Tuesday, January 08, 2019

debugging PERL regular expressions

Okay, I'm using PERL when I can, because it makes the job. I like how it is not distracting my train of thoughts when tackling a problem and how it makes scripts that are easy to hack later on. I love how it integrated regular expressions, but so far, I wasn't fond of how I had to test input patterns one after another with stripped down versions of the regular expression to find why it was failing.

And today I discover use re 'debug'.

With a simple line, I can get an overview of what the regular expression evaluator is trying to do when parsing a string (coloring added manually).
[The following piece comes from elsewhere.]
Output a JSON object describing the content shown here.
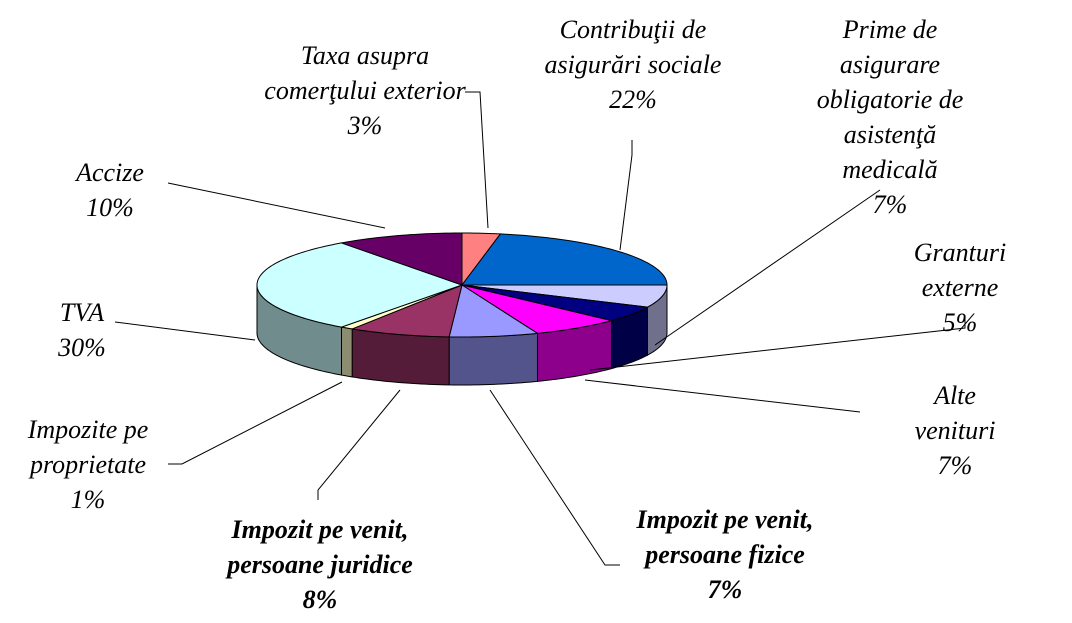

In yellow, we can track the position within the string: how much has been accepted so far. In green, a quick overview of what was just behind that position and what is just ahead. The blue code seems to identify the next operation that the regexp will do -- its program counter, sort of, and in white the detail of what is tried/done.

edit: let's not paint colors manually any more!


 redebug=> sub {
          if (s/(END [(]0[)])$/$ign$1$norm/) {
            $compiling = 0;
          } elsif ($compiling) {
            s/(.*)/$ign$1$norm/;
          }
          if (s/^(Compiling .*)/$low$1$ign ___/) {
            $compiling = 1;
          }
          s/^(Freeing .*)/${ign}$1$norm/;
          s/^(Matching REx) ("[^"]+"[.]*) against ("[^"]+"[.]*)/$1 $high$2$norm against $low$3$norm/;
          s/(Found anchored)/$blink$1$norm/;
          s/^ ([0-9 ]+) (<[^>]+> <[^>]+>) * ([|0-9 ]+:)/ $blink$1 $high$2 $low$3$norm/;
          s/(Match succesful.)/$blink$1$norm/;
        },
        

1 comment:

PypeBros said...

$blink, $ign, $high and such are ANSI escape code to apply the colors you want. just make sure $norm returns to regular display.